Part 3. Write a one-paragraph reflection discussing what the video could mean to your own math teaching. Is it math? Is it teaching? Is it relevant to the work you will be doing in the classroom? Is there any connection to the earlier reading assignment Lockhart’s Lament? Any other thoughts?
Extra Credit. You can earn extra credit by responding to one of your classmates’ posts. As always, be kind, be respectful, be honest.
9.999… reasons that .999… = 1
This video shows all the different reasons why .999 = 1
Why Every Proof that .999… = 1 is Wrong
Tries to joke that .999 is not equal to 1. Shows why some techniques cant be used as an april fools joke.
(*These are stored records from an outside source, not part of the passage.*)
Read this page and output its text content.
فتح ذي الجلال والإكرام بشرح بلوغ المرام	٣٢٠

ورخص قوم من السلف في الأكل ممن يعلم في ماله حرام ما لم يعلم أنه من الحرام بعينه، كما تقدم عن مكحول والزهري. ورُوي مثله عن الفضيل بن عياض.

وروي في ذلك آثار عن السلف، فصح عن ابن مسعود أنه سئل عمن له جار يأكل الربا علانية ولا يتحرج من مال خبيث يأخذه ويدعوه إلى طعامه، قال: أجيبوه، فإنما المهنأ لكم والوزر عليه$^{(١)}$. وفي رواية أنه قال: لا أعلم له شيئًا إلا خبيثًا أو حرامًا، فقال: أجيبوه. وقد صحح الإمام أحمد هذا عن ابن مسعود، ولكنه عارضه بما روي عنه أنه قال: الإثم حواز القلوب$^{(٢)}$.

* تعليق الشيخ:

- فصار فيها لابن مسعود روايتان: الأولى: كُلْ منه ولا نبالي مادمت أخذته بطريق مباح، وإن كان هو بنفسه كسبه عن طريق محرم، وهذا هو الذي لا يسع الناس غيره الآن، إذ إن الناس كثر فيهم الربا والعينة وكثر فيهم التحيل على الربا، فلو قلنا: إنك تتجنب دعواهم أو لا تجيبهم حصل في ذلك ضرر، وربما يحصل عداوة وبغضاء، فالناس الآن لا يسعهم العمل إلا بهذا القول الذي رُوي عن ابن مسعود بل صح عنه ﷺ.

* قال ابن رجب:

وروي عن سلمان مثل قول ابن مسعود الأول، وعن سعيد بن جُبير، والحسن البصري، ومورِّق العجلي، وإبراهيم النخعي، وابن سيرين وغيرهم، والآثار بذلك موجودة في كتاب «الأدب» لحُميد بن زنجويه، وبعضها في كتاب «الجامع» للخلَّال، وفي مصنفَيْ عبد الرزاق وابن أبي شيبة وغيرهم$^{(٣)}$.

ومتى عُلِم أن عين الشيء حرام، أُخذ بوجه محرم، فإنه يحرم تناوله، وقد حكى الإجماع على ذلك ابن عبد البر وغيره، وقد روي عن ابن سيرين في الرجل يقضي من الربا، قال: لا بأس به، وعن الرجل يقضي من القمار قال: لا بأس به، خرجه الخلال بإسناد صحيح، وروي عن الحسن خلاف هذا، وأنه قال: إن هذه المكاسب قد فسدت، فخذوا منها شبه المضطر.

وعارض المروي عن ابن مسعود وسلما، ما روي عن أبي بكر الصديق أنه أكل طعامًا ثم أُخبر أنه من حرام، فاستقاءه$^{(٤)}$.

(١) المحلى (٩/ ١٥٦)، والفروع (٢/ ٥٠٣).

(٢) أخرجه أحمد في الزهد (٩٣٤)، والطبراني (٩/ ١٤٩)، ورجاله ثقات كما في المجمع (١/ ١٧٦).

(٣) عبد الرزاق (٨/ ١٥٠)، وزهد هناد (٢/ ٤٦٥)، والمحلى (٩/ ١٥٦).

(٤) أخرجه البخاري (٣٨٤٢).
The Calculus of Bad Driving
Driving slower doesn’t really help as much as leaving space between cars when it’s raining. This it because it takes longer for cars to decelerate to a full stop and the distance plays a greater role
I choose this video “9.999… reasons that .999… = 1”
This video shows all the different reasons why .999 = 1
Since I find it the most interesting I felt intrigued as well as somewhat dissatisfied about my original intuitions about the number .9999
I learned that most mathematicians define .9999 as equaling 1 since the rest of the arithmetic just works.
One question I have is that I wonder for what applications would having .999 not equal to 1 make it easier to use.
I believe this lesson shows an aspect of math that many people may not be aware of. That mathematics doesn’t need to have exact definitions and that definition variations based on application may simplify computation. Such as the invention of the imaginary numbers. Or in this video showing that .999 is equal to 1.